Something completely different
... well, not really. But I took a closer look at the latest ARM compilers to find out how to make them work with the Newton tools. The advantage of using the ARM compilers are probably better code generation and definitely the support for StrongARM specific opcodes. The most interesting case are the 64 bit multiplication operations and support for 64 bit integers which are more or less required for optimized MP3 and Ogg decoding (you see where I'm getting at...)
Turns out that it is not impossible to use the new compilers, but also not trivial. The first hurdle is of course how to get the compilers. Thankfully, I can play with the latest tools at work, including the ADS tools. But the next step is a bit more challenging. The ARM tools are a distinct relative of the Norcroft tools used by the NCT. They differ however in the file formats they use. The ARM tools are nowadays ELF-based, whereas the Norcroft tools used AIF and AOF as object formats. This requires that the complete compilation and linking process has to be done with the same tool chain. Switching file formats in between stages doesn't really work that well...

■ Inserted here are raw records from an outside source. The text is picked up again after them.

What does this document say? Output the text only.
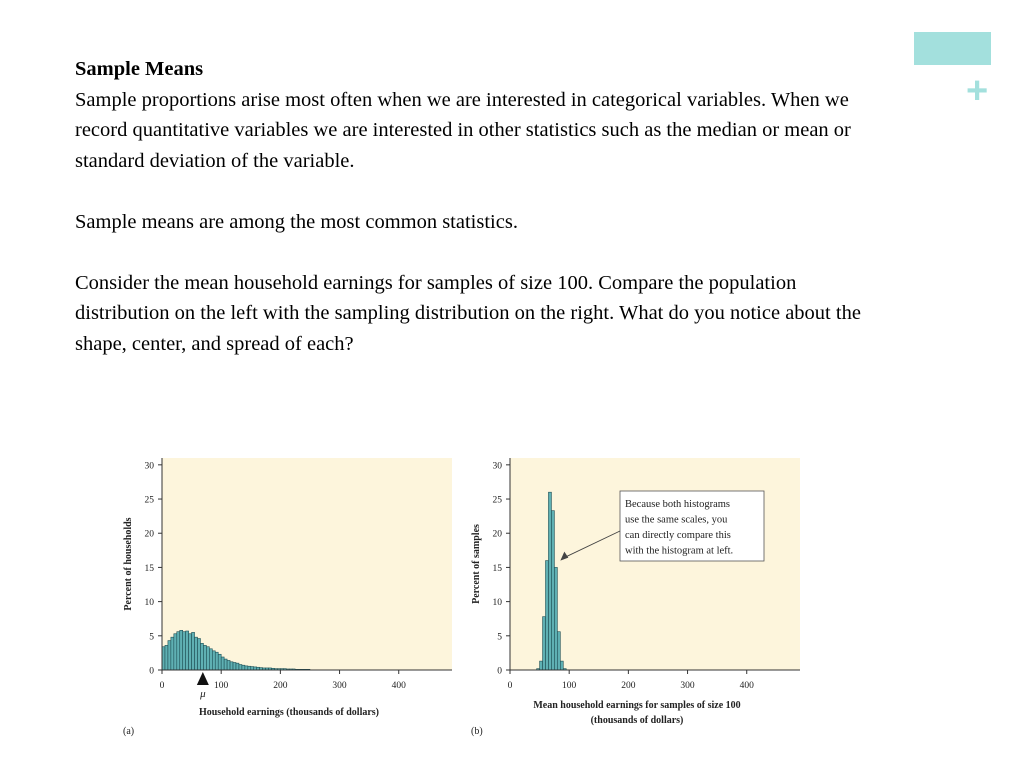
+

Sample Means

Sample proportions arise most often when we are interested in categorical variables. When we record quantitative variables we are interested in other statistics such as the median or mean or standard deviation of the variable.

Sample means are among the most common statistics.

Consider the mean household earnings for samples of size 100. Compare the population distribution on the left with the sampling distribution on the right. What do you notice about the shape, center, and spread of each?

0
5
10
15
20
25
30
0	100	200	300	400
Percent of households
Household earnings (thousands of dollars)
(a)
μ
0
5
10
15
20
25
30
0	100	200	300	400
Percent of samples
Mean household earnings for samples of size 100
(thousands of dollars)
(b)
Because both histograms
use the same scales, you
can directly compare this
with the histogram at left.
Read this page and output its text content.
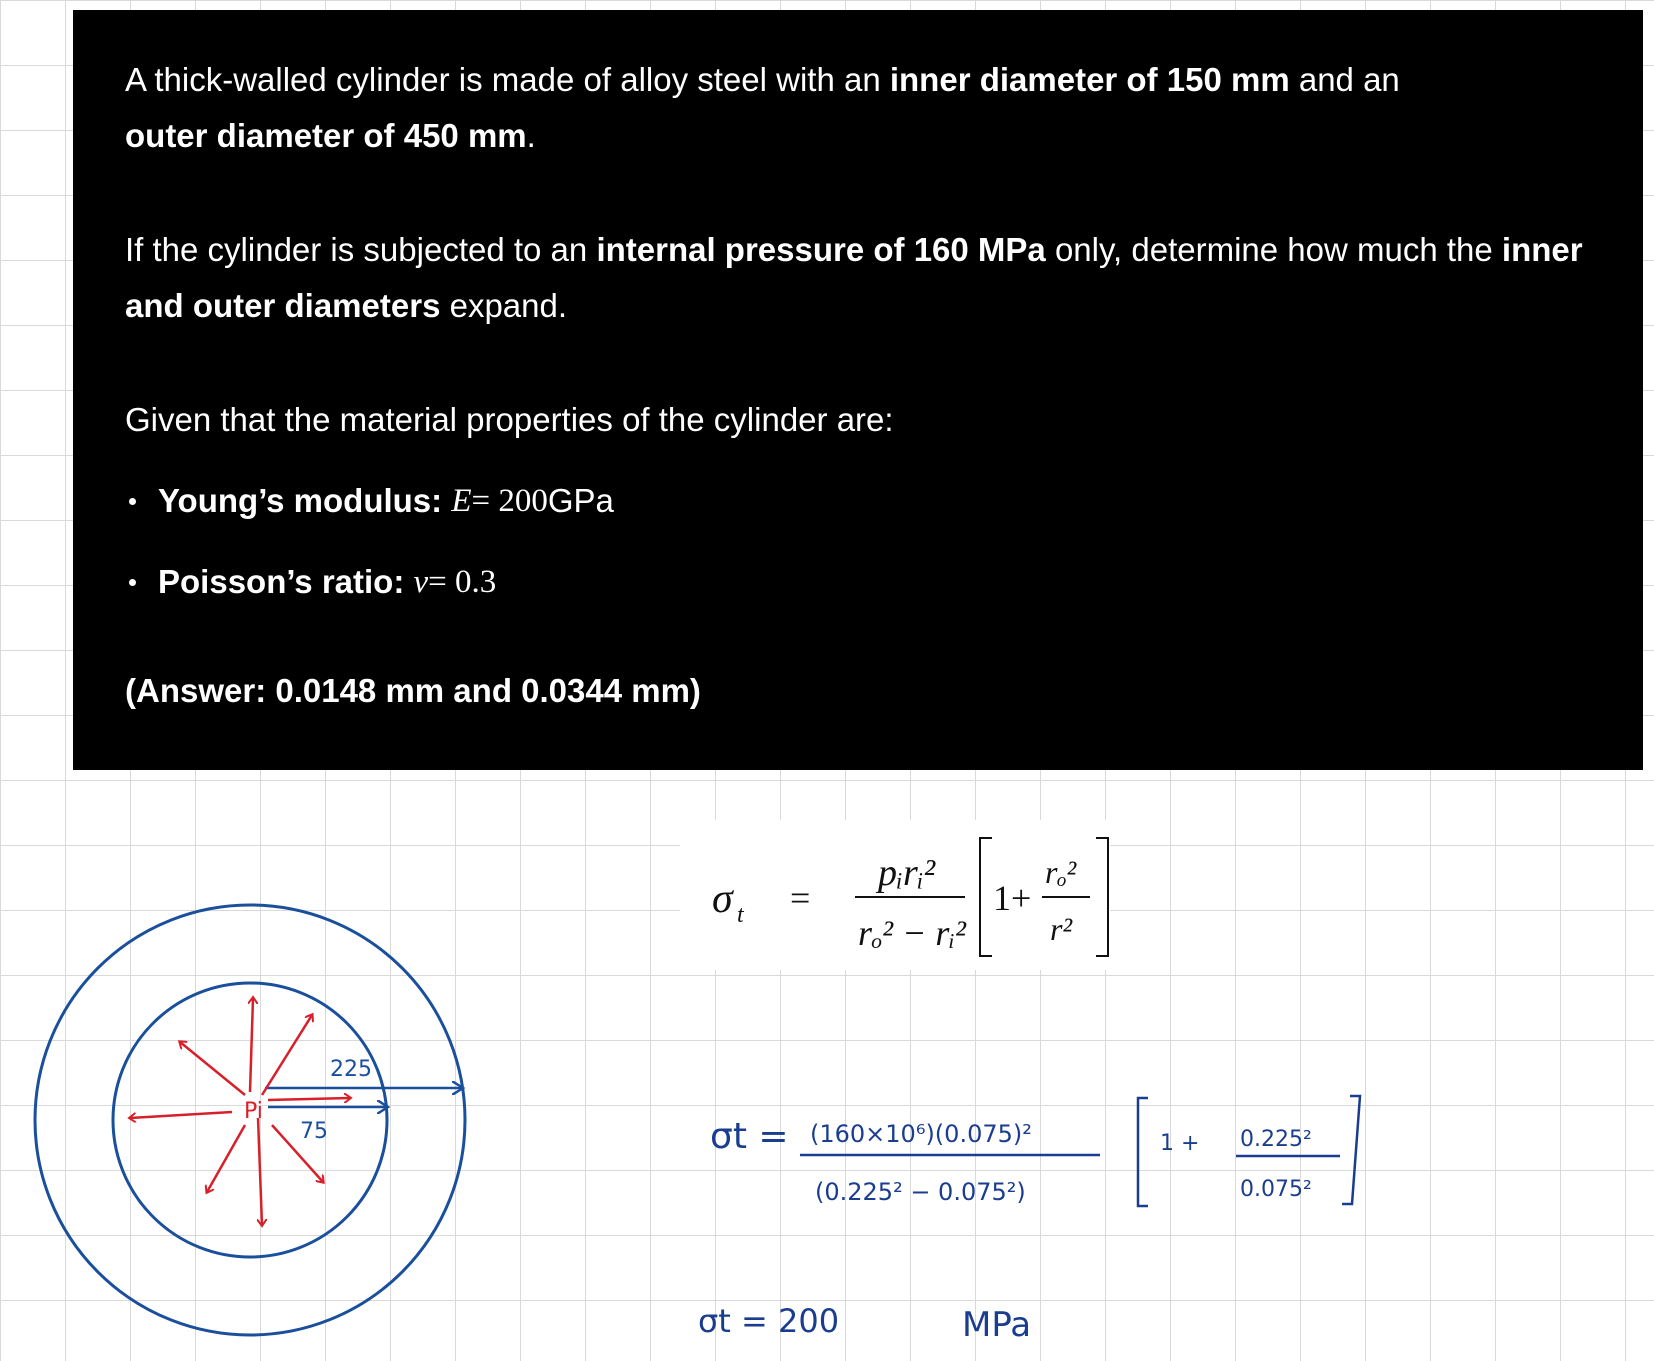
A thick-walled cylinder is made of alloy steel with an inner diameter of 150 mm and an
outer diameter of 450 mm.

If the cylinder is subjected to an internal pressure of 160 MPa only, determine how much the inner and outer diameters expand.

Given that the material properties of the cylinder are:

Young’s modulus:
E = 200 GPa
Poisson’s ratio:
ν = 0.3

(Answer: 0.0148 mm and 0.0344 mm)

σ t =
pᵢrᵢ²
rₒ² − rᵢ²
1+
rₒ²
r²
σt = (160×10⁶)(0.075)²
(0.225² − 0.075²)
1 + 0.225²
0.075²
σt = 200	MPa
225
75
Pi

The last step in that process is the conversion from an AIF image to the format used by the NTK. This step is done by the AIFtoNTK tool that unfortunately does not like the AIF image created by the new ARMLink and FromELF tools. Add the different debugging symbols to the mix and you end up with a total mess. But all is not lost, the AIFtoNTK tool might be easy to reverse engineer (it is only a couple of dozen kilobytes large). It takes the code, relocation and debugging symbol areas from the AIF and puts them in an NTK wrapper. That shouldn't be too hard to reimplement...
However, there are still quite a few other projects I'd like to improve before I get back to this.